Em meados da década de 1970, Silva estava na recepção conversando com funcionário quando todos ouviram um barulho seco. Era o carrinho do café da manhã, servido em um dos quartos, espatifando-se no chão com pratos, talheres, copos, ovos mexidos e outras delícias e engrenagens. Era a reação irada de um hóspede, empresário e político do interior, descontente com o que havia sido servido.
O episódio faz lembrar a performance da atriz e cantora americana Ava Gardner no Hotel Glória, no Rio, nos áureos tempos da cidade como capital federal. Após uma carraspana de birita nas dimensões da Baía de Guanabara, e de uma discussão quente com o acompanhante da ocasião, Ava lançou o que conseguiu erguer no quarto pela janela, na calçada vizinha da exuberância do Aterro do Flamengo.

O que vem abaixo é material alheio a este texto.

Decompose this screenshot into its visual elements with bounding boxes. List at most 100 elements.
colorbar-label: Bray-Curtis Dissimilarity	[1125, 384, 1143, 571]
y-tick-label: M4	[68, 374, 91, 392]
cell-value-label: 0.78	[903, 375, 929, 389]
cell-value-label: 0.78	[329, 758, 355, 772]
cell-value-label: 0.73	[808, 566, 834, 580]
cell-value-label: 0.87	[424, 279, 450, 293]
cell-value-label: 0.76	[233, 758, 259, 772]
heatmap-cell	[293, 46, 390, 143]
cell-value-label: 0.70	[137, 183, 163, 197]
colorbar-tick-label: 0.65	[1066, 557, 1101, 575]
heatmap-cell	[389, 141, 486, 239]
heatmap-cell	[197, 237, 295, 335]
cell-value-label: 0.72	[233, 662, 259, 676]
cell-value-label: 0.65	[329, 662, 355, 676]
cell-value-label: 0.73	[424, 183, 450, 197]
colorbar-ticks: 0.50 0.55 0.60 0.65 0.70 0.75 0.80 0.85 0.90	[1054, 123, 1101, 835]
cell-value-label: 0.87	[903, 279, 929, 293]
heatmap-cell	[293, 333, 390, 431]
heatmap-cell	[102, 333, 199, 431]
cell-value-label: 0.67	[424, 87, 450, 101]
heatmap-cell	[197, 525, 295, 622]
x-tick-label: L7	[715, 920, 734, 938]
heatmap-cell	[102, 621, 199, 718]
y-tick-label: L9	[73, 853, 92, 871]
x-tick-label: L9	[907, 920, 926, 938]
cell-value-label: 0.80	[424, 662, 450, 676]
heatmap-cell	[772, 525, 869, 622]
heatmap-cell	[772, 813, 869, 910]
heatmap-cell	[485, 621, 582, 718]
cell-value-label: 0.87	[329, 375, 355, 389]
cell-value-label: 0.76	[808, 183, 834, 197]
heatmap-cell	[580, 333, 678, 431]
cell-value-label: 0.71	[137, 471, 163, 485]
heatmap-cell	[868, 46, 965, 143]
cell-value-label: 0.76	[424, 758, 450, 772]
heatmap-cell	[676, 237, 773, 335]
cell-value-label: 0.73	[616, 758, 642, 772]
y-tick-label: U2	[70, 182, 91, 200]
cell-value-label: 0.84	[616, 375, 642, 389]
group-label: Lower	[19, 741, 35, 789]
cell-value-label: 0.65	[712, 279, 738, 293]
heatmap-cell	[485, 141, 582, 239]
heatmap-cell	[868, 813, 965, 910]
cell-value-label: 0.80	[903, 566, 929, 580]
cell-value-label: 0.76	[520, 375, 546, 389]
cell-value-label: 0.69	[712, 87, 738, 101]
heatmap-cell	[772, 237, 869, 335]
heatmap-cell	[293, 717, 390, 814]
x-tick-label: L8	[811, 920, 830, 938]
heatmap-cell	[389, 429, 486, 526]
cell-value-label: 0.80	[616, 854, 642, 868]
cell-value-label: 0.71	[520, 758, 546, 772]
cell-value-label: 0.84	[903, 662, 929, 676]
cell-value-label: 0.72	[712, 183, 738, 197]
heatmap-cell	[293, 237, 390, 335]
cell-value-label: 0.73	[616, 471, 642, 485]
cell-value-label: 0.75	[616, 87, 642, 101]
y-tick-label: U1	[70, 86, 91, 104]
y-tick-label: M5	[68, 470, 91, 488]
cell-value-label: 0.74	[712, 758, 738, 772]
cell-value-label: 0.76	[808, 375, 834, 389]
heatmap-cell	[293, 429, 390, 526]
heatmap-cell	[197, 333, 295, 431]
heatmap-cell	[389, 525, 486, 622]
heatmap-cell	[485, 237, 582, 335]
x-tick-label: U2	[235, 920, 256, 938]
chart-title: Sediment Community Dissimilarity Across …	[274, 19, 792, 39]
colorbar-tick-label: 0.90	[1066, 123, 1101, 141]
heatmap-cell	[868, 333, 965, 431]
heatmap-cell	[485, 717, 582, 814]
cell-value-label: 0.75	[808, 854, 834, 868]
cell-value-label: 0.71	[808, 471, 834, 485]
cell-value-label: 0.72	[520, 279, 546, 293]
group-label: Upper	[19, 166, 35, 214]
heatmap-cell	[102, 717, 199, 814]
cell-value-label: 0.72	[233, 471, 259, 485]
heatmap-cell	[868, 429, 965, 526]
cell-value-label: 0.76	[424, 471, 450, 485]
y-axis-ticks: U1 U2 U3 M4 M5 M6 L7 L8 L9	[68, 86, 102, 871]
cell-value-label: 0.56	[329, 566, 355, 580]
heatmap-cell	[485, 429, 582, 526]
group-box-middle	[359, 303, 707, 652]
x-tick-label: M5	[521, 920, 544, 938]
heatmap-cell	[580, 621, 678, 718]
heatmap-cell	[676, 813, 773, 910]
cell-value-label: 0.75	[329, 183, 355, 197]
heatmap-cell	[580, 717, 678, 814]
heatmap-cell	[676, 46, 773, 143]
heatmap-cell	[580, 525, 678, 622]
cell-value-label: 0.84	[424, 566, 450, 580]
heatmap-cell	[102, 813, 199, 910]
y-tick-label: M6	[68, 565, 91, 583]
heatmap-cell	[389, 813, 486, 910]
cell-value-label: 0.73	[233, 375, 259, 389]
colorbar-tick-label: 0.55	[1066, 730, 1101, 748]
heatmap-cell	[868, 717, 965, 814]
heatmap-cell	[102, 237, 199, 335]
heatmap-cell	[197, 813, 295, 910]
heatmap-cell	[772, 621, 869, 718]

Nos dois casos, felizmente, ninguém estava embaixo para, a exemplo da artista, virar notícia.
“Brasília tinha uma hotelaria majoritariamente familiar. A partir dos anos 180, passou a testemunhar a consolidação das grandes redes internacionais”, atesta Leonardo Monteiro, gerente geral do Windsor Brasília, na Asa Norte. Filho de uma família modesta, o carioca foi formado profissionalmente no mitológico Copacabana Palace por uma senhora inglesa, ex-funcionária do Palácio de Buckingham, residência oficial da monarquia do Reino Unido.
Monteiro tem até hoje orgulho de ter sido reconhecido por ela e os colegas como “o melhor limpador de sanitários” do hotel. “A única coisa que não mudará nunca é a produção desses fatos inusitados”, completa ele. Mesmo porque os grandes fatos, intrigas e fofocas não cessarão nunca na capital do país – e parte deles acabará sempre desembocando em quarto, corredor, restaurante ou recepção de hotel.